Early data show the initiative is making a difference on patient flow, too, particularly regarding the time low-risk people spend in the ED. “Before we did the project, they were in the ED around 114 minutes ... but after [implementation], we got the in-and-out time for the low-risk patients down to about 73 minutes,” Stahulak says.
Among the patients categorized as moderate-risk, there was about a 50/50 split in patients who were admitted vs. those who were discharged, Stahulak observes. For those who were discharged, the updated process shaved about 10 minutes off the time they spent in the ED. “A lot of the moderate-risk patients end up requiring blood work, which adds to their length of stay,” Stahulak notes.
To accelerate the time-to-treatment for behavioral health patients who require admission, Amita Health, the system that operates St. Joseph and more than a dozen other hospitals in the Chicago region, is developing an online hub to make it easier for facilities to locate an open behavioral health bed within the system. “All the psychiatric units are ... sharing what beds they have available. If our psychiatric unit is full, or if you are in a different ED that doesn’t have a psychiatric floor in your hospital, you can figure out where in the system you can send a patient for a psychiatric admission,” Stahulak shares.

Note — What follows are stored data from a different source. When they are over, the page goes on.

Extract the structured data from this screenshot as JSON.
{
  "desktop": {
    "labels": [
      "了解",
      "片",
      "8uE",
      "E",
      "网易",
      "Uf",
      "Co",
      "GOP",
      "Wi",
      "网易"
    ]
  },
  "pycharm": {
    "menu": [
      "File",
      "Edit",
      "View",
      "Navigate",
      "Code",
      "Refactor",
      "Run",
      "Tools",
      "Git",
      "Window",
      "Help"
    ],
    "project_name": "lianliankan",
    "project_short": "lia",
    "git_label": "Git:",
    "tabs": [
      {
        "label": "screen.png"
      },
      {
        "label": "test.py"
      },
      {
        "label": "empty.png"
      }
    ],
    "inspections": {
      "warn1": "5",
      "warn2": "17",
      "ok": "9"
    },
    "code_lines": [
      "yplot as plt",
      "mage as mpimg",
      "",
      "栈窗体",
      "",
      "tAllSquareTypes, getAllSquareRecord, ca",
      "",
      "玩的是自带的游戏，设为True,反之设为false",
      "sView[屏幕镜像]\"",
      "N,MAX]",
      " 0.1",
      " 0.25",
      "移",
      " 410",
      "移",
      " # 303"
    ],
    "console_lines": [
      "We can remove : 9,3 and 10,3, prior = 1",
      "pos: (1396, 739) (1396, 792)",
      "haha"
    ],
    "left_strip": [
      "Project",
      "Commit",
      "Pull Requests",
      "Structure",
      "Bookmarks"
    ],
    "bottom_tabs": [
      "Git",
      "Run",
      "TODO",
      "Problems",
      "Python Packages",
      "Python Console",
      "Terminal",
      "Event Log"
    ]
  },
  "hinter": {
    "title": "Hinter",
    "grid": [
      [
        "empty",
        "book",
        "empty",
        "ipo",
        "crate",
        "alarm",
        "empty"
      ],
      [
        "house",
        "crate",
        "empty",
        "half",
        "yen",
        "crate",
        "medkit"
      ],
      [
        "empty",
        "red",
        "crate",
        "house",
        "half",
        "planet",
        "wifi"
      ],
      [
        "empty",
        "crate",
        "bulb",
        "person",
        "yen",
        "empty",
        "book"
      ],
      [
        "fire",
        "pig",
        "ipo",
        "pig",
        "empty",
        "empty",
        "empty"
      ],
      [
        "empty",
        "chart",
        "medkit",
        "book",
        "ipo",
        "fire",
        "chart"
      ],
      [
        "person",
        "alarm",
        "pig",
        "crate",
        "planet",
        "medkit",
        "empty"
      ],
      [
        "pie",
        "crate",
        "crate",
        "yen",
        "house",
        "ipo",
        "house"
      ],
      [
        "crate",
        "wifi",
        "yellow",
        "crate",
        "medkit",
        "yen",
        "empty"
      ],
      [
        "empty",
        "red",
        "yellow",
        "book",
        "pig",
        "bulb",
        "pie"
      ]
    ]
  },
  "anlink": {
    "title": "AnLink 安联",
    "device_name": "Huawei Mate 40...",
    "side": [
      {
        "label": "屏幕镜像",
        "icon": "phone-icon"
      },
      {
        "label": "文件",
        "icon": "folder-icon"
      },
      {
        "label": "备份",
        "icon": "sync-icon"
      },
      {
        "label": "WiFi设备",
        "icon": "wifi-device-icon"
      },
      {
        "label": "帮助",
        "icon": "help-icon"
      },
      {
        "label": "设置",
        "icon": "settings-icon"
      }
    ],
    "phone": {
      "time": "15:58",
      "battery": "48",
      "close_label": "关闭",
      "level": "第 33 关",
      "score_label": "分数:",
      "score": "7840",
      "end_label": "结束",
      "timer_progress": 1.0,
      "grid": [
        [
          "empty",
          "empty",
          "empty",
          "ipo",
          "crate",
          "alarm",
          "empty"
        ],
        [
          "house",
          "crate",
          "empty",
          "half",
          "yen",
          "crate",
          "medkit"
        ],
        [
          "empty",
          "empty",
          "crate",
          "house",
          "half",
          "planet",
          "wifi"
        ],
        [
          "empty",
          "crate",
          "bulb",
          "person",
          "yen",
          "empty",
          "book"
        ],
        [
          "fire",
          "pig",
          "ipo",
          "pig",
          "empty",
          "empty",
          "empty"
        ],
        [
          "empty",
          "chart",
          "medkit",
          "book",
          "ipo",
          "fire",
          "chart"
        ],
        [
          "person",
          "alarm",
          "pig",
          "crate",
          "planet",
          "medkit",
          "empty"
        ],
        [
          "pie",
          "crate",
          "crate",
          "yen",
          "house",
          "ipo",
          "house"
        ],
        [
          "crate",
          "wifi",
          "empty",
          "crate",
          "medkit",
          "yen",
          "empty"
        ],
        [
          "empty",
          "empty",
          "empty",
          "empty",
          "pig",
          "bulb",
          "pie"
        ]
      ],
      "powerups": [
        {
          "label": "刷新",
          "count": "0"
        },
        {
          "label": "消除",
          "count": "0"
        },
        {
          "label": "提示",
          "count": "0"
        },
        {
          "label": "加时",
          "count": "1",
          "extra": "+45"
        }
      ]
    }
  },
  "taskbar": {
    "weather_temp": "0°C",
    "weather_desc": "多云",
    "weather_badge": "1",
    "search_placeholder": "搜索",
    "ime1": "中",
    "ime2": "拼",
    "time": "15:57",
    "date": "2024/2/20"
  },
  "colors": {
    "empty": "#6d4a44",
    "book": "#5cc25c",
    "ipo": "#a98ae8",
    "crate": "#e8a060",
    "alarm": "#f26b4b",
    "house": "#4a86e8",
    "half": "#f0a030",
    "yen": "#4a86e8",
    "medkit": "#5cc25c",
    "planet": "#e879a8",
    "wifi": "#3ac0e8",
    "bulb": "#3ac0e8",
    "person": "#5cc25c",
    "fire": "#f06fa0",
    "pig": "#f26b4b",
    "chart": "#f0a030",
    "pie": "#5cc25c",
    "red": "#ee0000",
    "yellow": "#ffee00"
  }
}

This hub will be phased in with the gradual participation of additional hospitals and enhanced capabilities. “As we get rolled into this whole process, it has helped us in getting beds and in moving patients out of our ED and into the right place for them,” Stahulak says.
For those struggling with similar problems, Stahulak recommends gathering key stakeholders and mapping an action plan for change. The more staff who can engage in the project, the better the solution will be. “Getting nurse champions and a physician lead other than myself [involved], and getting the psychiatric folks on board and aware that we are changing some processes in the ED, was really huge for us,” Stahulak says. “That just helps you lay the groundwork for having a good, cohesive team to deal with any issues that are inevitably going to come up any time you make a process change.”
Meier echoes these sentiments, stressing the importance of a supportive culture. “All the players need to be on board. You can’t have any bad apples or sour grapes heading into a new process,” he stresses. “You need to have everyone on the same page supporting the process. That includes everyone from the housekeeper who works in the ED to the ED physicians. Everyone is integral to making sure the ED is a safe environment.”
The emergency department at St. Joseph Hospital in Chicago has implemented a two-pronged approach aimed at improving the way behavioral health patients are managed. This includes a new risk-stratification process that categorizes patients as low-, moderate-, or high-risk based on their diagnosis, and also promotes using newer-generation antipsychotic drugs.